Pomona College and proponents of the plans rejoiced, but detractors did not stop there. A group calling themselves “Citizens to Save College Avenue” was organized, issuing a notice to the city to invalidate the approval of the plans or face litigation. The upcoming museum (some have called it an “administrative building” due to the notion that classrooms and offices will also be part of the facility) will move forward into 2017 with the looming threat of a lawsuit.
Claremont’s future police station plans were rebooted in 2016. A special ad hoc committee gathered to pick up the pieces of the failed Measure PS. Claremont was forced to start at square one after PS failed at the ballot box in 2015.
The 15-member committee met throughout the first half of the year, poring over details and hammering out a plan that would be enticing to Claremont voters.
The result was an up-to-$30 million facility to be built at the current police station site with a three–tier financing system—a yet-to-be-determined contribution from the Claremont Colleges, general fund money to cover costs such as technology and furniture and a general obligation (GO) bond to cover whatever is left over. The plan was approved by the city council and is set to appear on the June 2017 ballot.
But perhaps the biggest story of the year was the decision against Claremont in the right-to-take trial over the water system. For years, the city has worked toward its goal of claiming eminent domain over a system currently owned by Golden State Water Company.
City officials cited operational deficiencies, a lack of transparency and rate increases as some of the reasons for the takeover, while Golden State contended that Claremont would essentially be taking over the system “as is,” negating the city’s claim that a system under local control would be a “more necessary use” for the community.
After a 21-day trial in the Los Angeles Superior Court, Judge Richard Fruin sided with Golden State, issuing a 41-page decision that refuted every claim the city tried to make during the takeover trial. The saga may not be over, however—the city council will meet in January to consider a possible appeal.
Claremont also got a new police chief after months of searching. Chief Shelly Vander Veen was sworn in as the new chief nearly a year after outgoing chief Paul Cooper announced his retirement. Chief Vander Veen, the first woman to become Claremont’s chief, has been with the department for 23 years, moving through the ranks from officer to top cop.

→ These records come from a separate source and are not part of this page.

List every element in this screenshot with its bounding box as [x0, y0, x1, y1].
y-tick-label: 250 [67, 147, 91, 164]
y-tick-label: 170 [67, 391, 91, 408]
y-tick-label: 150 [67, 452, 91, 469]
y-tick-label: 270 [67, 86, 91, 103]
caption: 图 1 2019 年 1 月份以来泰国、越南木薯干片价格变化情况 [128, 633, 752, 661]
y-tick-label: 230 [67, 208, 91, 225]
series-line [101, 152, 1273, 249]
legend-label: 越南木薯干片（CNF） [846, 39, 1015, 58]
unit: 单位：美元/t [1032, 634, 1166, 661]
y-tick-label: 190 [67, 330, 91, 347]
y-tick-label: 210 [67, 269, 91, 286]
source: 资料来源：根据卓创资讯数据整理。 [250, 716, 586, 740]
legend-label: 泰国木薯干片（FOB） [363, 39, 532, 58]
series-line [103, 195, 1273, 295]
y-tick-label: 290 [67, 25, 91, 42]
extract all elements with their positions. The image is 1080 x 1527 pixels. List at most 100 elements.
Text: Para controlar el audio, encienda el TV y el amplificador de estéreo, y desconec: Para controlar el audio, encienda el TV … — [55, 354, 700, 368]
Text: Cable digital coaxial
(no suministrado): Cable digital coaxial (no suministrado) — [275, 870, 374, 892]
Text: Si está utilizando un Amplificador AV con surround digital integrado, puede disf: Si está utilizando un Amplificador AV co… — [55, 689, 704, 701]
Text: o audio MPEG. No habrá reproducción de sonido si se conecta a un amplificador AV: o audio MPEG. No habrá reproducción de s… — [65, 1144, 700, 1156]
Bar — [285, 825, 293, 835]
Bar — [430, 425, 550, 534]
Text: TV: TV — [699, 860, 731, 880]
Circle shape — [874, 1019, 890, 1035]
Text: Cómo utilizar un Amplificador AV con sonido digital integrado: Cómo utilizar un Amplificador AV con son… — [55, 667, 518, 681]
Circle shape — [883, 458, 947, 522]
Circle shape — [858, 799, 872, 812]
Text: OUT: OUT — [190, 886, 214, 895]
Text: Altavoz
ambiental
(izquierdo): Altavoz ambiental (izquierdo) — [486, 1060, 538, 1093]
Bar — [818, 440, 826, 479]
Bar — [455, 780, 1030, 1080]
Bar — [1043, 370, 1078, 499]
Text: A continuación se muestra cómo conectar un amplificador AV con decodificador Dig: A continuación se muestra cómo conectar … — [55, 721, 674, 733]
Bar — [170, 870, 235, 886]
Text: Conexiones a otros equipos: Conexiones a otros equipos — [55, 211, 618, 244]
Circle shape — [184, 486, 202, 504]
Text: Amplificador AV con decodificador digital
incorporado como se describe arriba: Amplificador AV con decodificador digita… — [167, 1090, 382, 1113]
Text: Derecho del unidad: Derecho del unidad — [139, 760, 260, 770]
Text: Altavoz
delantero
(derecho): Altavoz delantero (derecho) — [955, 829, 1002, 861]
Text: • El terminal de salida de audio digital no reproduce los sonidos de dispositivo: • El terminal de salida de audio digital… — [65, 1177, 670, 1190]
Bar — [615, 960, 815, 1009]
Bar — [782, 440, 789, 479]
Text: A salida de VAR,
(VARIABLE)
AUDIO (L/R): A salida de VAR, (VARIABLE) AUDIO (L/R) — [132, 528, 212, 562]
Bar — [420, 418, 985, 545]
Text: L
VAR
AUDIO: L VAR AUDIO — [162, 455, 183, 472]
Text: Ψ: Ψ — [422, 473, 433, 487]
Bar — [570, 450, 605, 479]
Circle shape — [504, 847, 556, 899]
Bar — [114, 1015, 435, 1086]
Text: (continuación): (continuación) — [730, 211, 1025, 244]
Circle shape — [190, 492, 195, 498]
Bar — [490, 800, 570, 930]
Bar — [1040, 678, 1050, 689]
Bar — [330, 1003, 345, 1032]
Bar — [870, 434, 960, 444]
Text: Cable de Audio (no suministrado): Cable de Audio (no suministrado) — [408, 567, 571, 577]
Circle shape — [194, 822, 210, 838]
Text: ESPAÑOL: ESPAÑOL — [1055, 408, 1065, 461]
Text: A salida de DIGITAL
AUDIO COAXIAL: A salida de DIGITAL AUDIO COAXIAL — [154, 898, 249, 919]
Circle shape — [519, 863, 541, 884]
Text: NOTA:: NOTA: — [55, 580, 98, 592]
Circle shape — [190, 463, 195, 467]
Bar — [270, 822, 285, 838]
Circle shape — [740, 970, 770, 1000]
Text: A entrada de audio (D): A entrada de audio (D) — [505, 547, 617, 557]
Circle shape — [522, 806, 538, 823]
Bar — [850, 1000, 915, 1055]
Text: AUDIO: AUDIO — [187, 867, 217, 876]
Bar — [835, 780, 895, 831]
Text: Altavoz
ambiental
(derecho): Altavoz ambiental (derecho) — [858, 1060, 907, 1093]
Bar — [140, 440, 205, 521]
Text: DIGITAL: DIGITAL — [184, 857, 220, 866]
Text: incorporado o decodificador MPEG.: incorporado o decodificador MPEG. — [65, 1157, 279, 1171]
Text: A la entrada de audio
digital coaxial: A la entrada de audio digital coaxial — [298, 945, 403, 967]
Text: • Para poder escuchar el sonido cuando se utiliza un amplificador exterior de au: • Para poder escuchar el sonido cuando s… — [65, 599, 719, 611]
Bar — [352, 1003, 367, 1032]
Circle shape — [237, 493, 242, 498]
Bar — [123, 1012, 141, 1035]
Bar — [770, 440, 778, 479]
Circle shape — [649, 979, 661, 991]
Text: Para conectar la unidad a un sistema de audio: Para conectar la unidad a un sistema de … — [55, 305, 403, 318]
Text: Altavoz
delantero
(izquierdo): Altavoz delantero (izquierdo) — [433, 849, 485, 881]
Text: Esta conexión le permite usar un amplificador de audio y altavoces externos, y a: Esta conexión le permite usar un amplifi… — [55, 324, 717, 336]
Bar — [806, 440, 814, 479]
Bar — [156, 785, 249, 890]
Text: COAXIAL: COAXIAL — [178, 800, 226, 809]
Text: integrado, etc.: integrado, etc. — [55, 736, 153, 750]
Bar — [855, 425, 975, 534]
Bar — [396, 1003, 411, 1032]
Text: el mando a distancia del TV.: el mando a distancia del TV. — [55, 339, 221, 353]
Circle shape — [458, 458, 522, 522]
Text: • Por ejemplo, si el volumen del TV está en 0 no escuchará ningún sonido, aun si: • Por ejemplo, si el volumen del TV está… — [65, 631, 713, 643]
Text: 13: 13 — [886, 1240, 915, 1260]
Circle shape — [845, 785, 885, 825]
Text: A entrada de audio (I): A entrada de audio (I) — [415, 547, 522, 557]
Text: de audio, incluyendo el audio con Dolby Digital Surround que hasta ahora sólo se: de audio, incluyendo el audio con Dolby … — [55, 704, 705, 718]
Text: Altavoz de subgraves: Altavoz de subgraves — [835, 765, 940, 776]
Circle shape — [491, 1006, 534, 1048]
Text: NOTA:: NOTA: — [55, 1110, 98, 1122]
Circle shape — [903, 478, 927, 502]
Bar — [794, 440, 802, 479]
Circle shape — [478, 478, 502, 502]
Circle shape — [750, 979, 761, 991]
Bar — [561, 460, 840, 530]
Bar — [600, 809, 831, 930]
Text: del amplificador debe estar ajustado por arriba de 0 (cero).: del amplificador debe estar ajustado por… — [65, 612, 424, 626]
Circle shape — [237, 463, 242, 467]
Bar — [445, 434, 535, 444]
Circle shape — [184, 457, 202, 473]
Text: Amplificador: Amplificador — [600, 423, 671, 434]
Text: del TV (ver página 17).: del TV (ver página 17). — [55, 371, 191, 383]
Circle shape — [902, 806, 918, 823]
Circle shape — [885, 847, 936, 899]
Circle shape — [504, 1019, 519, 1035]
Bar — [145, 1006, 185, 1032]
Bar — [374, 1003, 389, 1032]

Chief Vander Veen will undoubtedly set out to tackle the city’s ongoing issue with property crimes. The city, in an effort to curb residential burglaries and other crimes in town, deployed “see something, say something” signs throughout town, urging residents to stay vigilant and report possible criminal activity.
The citizens also banded together in an effort to curb train noise. Throughout the year, Metrolink was using BNSF locomotives while their engines were sidelined during an accident investigation, and those locomotives’ louder train horns were causing headaches for residents living near the tracks.
An ad hoc committee was created by the traffic and transportation commission to deal with the noise, and the city council approved a feasibility study to look into establishing a “quiet zone” throughout Claremont. That study should be due in the early part of 2017.
While 2016 was a busy year for the city, 2017 should be even more interesting. A crowded field of city council candidates will make for a competitive March 7 election, and voters are set to decide on the fate of a new police station in June.
As with every issue, Claremonters will tackle them head-on, determining the future of the City of Trees.